Apple TV and HomePod Prices Jump Before Expected Replacements

What You Need to Know
- Apple TV price increased from $129 to $199; HomePod mini from $99 to $129.
- Apple attributed price increases to memory chip shortage, calling it unprecedented in speed and magnitude.
- Current Apple TV, HomePod, and HomePod mini use aging chips that don’t support Apple Intelligence.
- Next-generation devices expected later this year with newer chips capable of running Apple Intelligence features.
Apple is raising prices on the Apple TV, HomePod, and HomePod mini today, and the timing is awkward: all three products are years old and widely expected to be replaced later this year.

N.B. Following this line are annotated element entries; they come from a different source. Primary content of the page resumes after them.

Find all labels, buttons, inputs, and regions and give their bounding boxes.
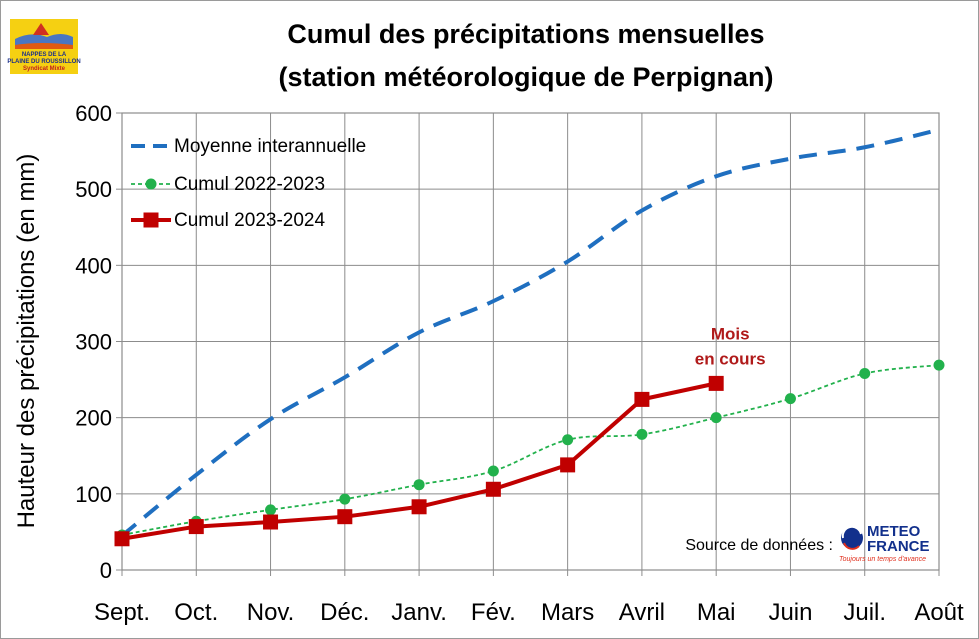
logo-mountain <box>33 23 49 35</box>
y-tick-label: 600 <box>75 101 112 126</box>
data-point-2023 <box>634 391 650 407</box>
globe-arc <box>841 525 862 539</box>
annotation-mois-en-cours: Mois en cours <box>695 324 766 368</box>
x-tick-label: Fév. <box>471 599 516 626</box>
logo-waves <box>15 34 73 45</box>
data-point-2023 <box>485 481 501 497</box>
y-tick-label: 0 <box>100 558 112 583</box>
source-label: Source de données : <box>685 537 833 554</box>
data-point-2023 <box>114 531 130 547</box>
legend-marker-2022 <box>145 178 157 190</box>
y-tick-label: 300 <box>75 330 112 355</box>
x-tick-label: Sept. <box>94 599 150 626</box>
data-point-2023 <box>411 499 427 515</box>
data-point-2022 <box>562 434 574 446</box>
x-tick-label: Avril <box>619 599 665 626</box>
legend-label-2022: Cumul 2022-2023 <box>174 174 325 195</box>
legend-label-2023: Cumul 2023-2024 <box>174 210 325 231</box>
annotation-line-1: Mois <box>711 324 750 343</box>
x-tick-label: Juin <box>768 599 812 626</box>
data-point-2022 <box>710 412 722 424</box>
x-tick-label: Mai <box>697 599 736 626</box>
logo-line-1: NAPPES DE LA <box>22 52 67 58</box>
meteo-france-line-1: METEO <box>867 523 921 540</box>
logo-line-3: Syndicat Mixte <box>23 66 66 72</box>
x-tick-label: Oct. <box>174 599 218 626</box>
x-tick-label: Janv. <box>391 599 447 626</box>
logo-hills <box>15 43 73 49</box>
data-point-2022 <box>933 359 945 371</box>
legend-label-moyenne: Moyenne interannuelle <box>174 136 366 157</box>
data-point-2022 <box>413 479 425 491</box>
data-point-2022 <box>265 504 277 516</box>
data-source: Source de données : METEO FRANCE Toujour… <box>685 523 929 563</box>
x-tick-label: Juil. <box>843 599 886 626</box>
x-tick-label: Mars <box>541 599 594 626</box>
y-tick-label: 200 <box>75 406 112 431</box>
data-point-2023 <box>560 457 576 473</box>
legend-item-2022: Cumul 2022-2023 <box>131 174 325 195</box>
series-2 <box>114 375 724 547</box>
x-axis-ticks: Sept. Oct. Nov. Déc. Janv. Fév. Mars Avril Mai Ju… <box>94 570 964 626</box>
data-point-2022 <box>636 428 648 440</box>
data-point-2023 <box>263 514 279 530</box>
data-point-2022 <box>339 493 351 505</box>
y-axis-ticks: 0 100 200 300 400 500 600 <box>75 101 122 583</box>
y-axis-label: Hauteur des précipitations (en mm) <box>13 154 40 529</box>
x-tick-label: Nov. <box>247 599 295 626</box>
chart-title-line-1: Cumul des précipitations mensuelles <box>287 19 764 49</box>
x-tick-label: Août <box>914 599 964 626</box>
gridlines <box>122 113 939 570</box>
annotation-line-2: en cours <box>695 349 766 368</box>
y-tick-label: 100 <box>75 482 112 507</box>
legend-item-2023: Cumul 2023-2024 <box>131 210 325 231</box>
meteo-france-logo: METEO FRANCE Toujours un temps d'avance <box>839 523 930 563</box>
meteo-france-globe-icon <box>841 527 863 549</box>
data-point-2022 <box>487 465 499 477</box>
series <box>114 127 945 547</box>
data-point-2022 <box>859 367 871 379</box>
meteo-france-line-2: FRANCE <box>867 538 930 555</box>
data-point-2022 <box>784 393 796 405</box>
y-tick-label: 500 <box>75 177 112 202</box>
legend-marker-2023 <box>143 212 159 228</box>
globe-arc-red <box>843 542 860 550</box>
x-tick-label: Déc. <box>320 599 369 626</box>
nappes-roussillon-logo: NAPPES DE LA PLAINE DU ROUSSILLON Syndic… <box>7 19 81 74</box>
chart-title-line-2: (station météorologique de Perpignan) <box>278 62 773 92</box>
series-0 <box>120 127 940 538</box>
y-tick-label: 400 <box>75 253 112 278</box>
data-point-2023 <box>337 509 353 525</box>
meteo-france-tagline: Toujours un temps d'avance <box>839 556 926 563</box>
logo-line-2: PLAINE DU ROUSSILLON <box>7 59 80 65</box>
series-line-moyenne <box>120 127 940 538</box>
legend: Moyenne interannuelle Cumul 2022-2023 Cu… <box>131 136 366 231</box>
legend-item-moyenne: Moyenne interannuelle <box>131 136 366 157</box>
data-point-2023 <box>188 519 204 535</box>
data-point-2023 <box>708 375 724 391</box>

The increases are steep in some cases. The Apple TV jumps from $129 to $199 for the Wi-Fi model and from $149 to $249 for the Wi-Fi + Ethernet version. The HomePod and HomePod mini both climb as well, from $299 to $349 and from $99 to $129 respectively. Apple attributed the changes to a memory chip shortage, saying in a statement: “We have never seen a component price increase this much, this quickly.” The same component cost pressure has driven price increases across Macs, iPads, and other products.
Hardware That Predates Apple Intelligence
The devices now carrying higher price tags run on aging silicon. The current Apple TV 4K uses an A15 Bionic from the iPhone 13 era, the HomePod mini runs an S5 chip from Apple Watch Series 5, and the full-sized HomePod uses the S7. None of these chips support Apple Intelligence on tvOS 27, which is a meaningful limitation given that updated Siri functionality is the headline feature expected in the next generation of all three devices.
Rumored successors would address that gap. The next Apple TV is expected to carry an A17 Pro, the oldest chip capable of running Apple Intelligence, along with Apple’s N1 chip for Wi-Fi 7 and Bluetooth 6. The HomePod mini is expected to move to at least an S9 chip, with improved audio and an Ultra Wideband upgrade also rumored. A refreshed Siri Remote has been mentioned, though without confirmed design details.
The two-year Siri delay makes the situation stranger still. Customers are now being asked to pay more for hardware that cannot run the software Apple has been promoting for over a year, while updated models sit somewhere in the pipeline. Whether the new prices hold once replacements arrive, or quietly drop, is an open question.